Worked for computer services and library services on campus. Responsibilities involved writing various programs for the library. All programs were written on VAX computers, running VMS 5.2. Also, wrote a symbiont for VMS 5.2, which drove the campus HP LJ4's printers over ethernet, implementing printer accounting. Set up and maintained first local sun workstation, running Solaris 2.3.

VMS Operator

Brandon University, MB
1992-1992

Responsible for backup, managing print queues, and other duties as assigned. I was hired as a replacement for the local operator who was on sick leave at the time.

Summer Student Help

Hamiota, School Division #38, MB
1991-1991

Set up and installed computers throughout the school division. In total, I set up close to 60 computers that summer. Systems included Commodore 64's, Apple II's, PC's, etc.

Computer Instructor

Hamiota, MB
1990-1990

Taught an introductory computer course for farmers. Topics covered included MS-DOS, word processing, spreadsheets, and databases. Software covered included things like WordPerfect, Lotus-123, and FoxPro. I learned that I love to teach. I also learned that you need to teach at the level of your pupils, not the level the teacher is at.


Hobbies

Martial Arts

 

I've been practicing Judo since 1992, with an absence from the sport between 1998-2008. At the current time, I hold a blue belt, as well as level 1 coaching certificates for Judo. I'm very happy that my previous Sensei (Silvio Sboto), and my current Sensei allow me to help coach and teach the beginners' classes.

Silver/Gold Smithing

 

The geek in me is always searching out new things to learn and try out. To that end, I've been reading and experimenting with silver, gold, and copper. I find that working in a physical medium lets me express myself in ways that code and computers rarely do. It is a refreshing reprise from the virtual and technical world that I enjoy immensely. In the past, I've worked on Mokume Gane, a rather challenging discipline which forges many layers of differing metal together.
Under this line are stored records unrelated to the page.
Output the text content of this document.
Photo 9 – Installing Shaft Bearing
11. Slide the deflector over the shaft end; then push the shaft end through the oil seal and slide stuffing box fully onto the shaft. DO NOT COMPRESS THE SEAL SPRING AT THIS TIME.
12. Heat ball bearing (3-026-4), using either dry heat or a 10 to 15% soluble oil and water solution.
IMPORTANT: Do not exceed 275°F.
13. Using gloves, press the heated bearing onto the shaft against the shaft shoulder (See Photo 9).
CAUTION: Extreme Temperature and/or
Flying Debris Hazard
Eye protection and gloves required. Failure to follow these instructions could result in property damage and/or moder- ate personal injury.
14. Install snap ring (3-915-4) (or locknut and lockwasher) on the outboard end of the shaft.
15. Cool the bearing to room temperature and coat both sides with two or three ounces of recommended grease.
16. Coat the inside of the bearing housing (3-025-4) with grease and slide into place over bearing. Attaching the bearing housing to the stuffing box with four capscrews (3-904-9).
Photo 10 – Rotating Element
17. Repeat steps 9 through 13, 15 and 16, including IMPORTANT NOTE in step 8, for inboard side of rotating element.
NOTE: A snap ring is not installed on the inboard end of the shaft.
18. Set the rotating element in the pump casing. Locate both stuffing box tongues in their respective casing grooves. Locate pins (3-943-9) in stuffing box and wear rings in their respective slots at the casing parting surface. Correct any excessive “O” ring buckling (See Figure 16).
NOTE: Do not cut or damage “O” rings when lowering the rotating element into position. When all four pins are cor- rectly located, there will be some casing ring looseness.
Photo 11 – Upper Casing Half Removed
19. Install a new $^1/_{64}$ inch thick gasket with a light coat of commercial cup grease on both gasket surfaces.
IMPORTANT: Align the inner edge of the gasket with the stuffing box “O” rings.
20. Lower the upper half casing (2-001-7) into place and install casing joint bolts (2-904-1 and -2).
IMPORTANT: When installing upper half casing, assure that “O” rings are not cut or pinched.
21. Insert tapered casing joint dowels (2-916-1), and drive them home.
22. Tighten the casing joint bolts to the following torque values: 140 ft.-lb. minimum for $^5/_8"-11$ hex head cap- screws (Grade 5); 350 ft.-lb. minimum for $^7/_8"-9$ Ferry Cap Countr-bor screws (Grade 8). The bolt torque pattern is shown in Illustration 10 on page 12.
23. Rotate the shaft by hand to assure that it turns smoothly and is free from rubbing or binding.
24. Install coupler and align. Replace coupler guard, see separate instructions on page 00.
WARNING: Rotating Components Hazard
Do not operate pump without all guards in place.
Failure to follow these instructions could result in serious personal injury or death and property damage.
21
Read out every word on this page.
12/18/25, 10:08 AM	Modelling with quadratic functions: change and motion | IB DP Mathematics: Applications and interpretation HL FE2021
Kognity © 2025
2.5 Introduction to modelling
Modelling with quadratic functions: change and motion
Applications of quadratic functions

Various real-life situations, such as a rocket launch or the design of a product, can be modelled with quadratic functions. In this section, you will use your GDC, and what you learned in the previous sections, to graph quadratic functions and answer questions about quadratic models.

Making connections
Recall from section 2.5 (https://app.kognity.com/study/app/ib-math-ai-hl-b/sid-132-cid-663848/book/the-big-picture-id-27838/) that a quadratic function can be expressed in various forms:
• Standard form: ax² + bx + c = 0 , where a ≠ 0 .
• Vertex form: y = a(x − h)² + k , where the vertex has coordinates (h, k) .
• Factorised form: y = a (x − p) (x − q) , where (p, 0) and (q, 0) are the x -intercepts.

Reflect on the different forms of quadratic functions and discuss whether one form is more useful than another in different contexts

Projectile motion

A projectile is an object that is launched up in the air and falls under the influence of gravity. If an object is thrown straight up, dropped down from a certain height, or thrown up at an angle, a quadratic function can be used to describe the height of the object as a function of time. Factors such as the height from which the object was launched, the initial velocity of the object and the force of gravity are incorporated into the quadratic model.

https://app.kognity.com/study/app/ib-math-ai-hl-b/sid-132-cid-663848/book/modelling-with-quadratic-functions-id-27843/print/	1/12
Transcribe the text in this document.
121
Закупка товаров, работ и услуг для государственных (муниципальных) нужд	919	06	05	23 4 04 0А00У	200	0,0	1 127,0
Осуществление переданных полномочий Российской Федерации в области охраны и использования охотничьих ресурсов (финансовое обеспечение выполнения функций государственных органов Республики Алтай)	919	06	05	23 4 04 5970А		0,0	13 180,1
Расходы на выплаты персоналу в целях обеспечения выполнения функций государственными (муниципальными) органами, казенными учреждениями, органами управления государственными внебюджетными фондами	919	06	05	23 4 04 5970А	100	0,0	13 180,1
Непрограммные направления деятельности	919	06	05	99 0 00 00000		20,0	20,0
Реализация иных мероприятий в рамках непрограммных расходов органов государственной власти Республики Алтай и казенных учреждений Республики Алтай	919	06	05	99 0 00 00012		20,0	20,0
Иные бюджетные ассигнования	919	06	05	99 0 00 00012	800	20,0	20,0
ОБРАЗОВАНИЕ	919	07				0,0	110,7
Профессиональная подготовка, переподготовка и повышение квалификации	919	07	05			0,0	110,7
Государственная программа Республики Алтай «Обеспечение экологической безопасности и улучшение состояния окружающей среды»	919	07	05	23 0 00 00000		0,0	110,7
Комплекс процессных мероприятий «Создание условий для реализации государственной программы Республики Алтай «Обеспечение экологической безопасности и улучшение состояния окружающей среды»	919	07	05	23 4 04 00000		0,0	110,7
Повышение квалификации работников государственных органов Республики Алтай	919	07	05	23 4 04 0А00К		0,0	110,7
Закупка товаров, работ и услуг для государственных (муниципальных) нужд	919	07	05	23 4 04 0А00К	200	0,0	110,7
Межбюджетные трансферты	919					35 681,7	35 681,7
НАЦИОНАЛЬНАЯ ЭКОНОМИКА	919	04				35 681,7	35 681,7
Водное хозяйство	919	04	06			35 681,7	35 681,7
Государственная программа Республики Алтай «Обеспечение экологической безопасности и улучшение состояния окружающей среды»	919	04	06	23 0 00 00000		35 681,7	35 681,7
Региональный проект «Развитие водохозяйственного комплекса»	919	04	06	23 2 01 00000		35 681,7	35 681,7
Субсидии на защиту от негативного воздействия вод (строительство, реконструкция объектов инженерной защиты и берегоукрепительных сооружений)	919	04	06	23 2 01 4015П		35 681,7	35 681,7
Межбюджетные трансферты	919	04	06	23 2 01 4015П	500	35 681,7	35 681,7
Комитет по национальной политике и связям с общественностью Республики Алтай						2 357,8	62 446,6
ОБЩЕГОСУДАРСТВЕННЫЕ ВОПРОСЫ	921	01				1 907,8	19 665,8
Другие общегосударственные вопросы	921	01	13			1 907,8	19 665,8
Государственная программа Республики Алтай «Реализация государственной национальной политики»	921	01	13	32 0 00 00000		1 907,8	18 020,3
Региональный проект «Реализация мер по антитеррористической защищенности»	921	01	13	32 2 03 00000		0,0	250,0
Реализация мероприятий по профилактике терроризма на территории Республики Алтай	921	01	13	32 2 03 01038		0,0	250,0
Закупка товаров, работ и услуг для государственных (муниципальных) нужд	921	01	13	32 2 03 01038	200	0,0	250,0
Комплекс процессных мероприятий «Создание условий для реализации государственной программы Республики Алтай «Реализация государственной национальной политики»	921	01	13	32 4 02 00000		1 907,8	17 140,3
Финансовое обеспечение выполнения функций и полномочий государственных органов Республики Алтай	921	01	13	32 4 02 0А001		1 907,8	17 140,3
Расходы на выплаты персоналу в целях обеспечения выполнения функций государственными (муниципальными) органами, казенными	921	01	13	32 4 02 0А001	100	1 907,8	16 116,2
Some of my pieces are of acceptable quality and have been presented as gifts to some of my friends and acquaintances. In the future, I'm hoping to be able to work on bigger silver pieces in the traditional Silversmithing techniques, using hammers and other methods to shape and create pieces such as bowls, pitchers, and cups.

Computers/Programming

 

It’s an addiction. I live and breathe computers day and night. Ever since my indoctrination in grade school, I’ve hacked, broken, fixed, and generally courted more than 15 different makes of computers. It began on a Commodore PET. My first self bought computer was a Commodore 128, which I took apart to the circuit board level, being able to attach extra modems and solder extra functionality onto the motherboard myself. Since those early days, I’ve had the pleasure of using hardware from the minuscule, all the way up to a Cray-2.

In the past I've contributed to a number of projects, including Athena/MIT X11, the LP-Mud compiler, as well as other projects. One of the things I enjoy very much, when sufficient time exists to keep the concentration necessary, is reverse engineering various things. One of the biggest personal projects I've undertaken is the complete reverse engineering of a Nissan 1990 300ZX-TT ECU. The whole reverse engineering was done from dumping EEPROMs, to creating custom code to de-compile, organize and comment assembly code, in order to understand the various functions. This work helped me in tuning my own 1990 300ZX-TT to 500+HP.

Currently, the bulk of this part of my life consists of creating various scripts and small programs, usually to feed my drive for continuous learning.

Various Miscellany

 

I tend to be a fairly active person. In the distant past I've been known to play an accordian (and might still be able to play a tune or two). I've owned and devoured an extensive collection of books in both English and German, and as time allows, continue to read in both languages. I've also been known to enjoy dancing, and have taken 2-3 years worth of dance classes. Some of the patterns have stuck enough for me to manage to lead a partner through a variety of dances.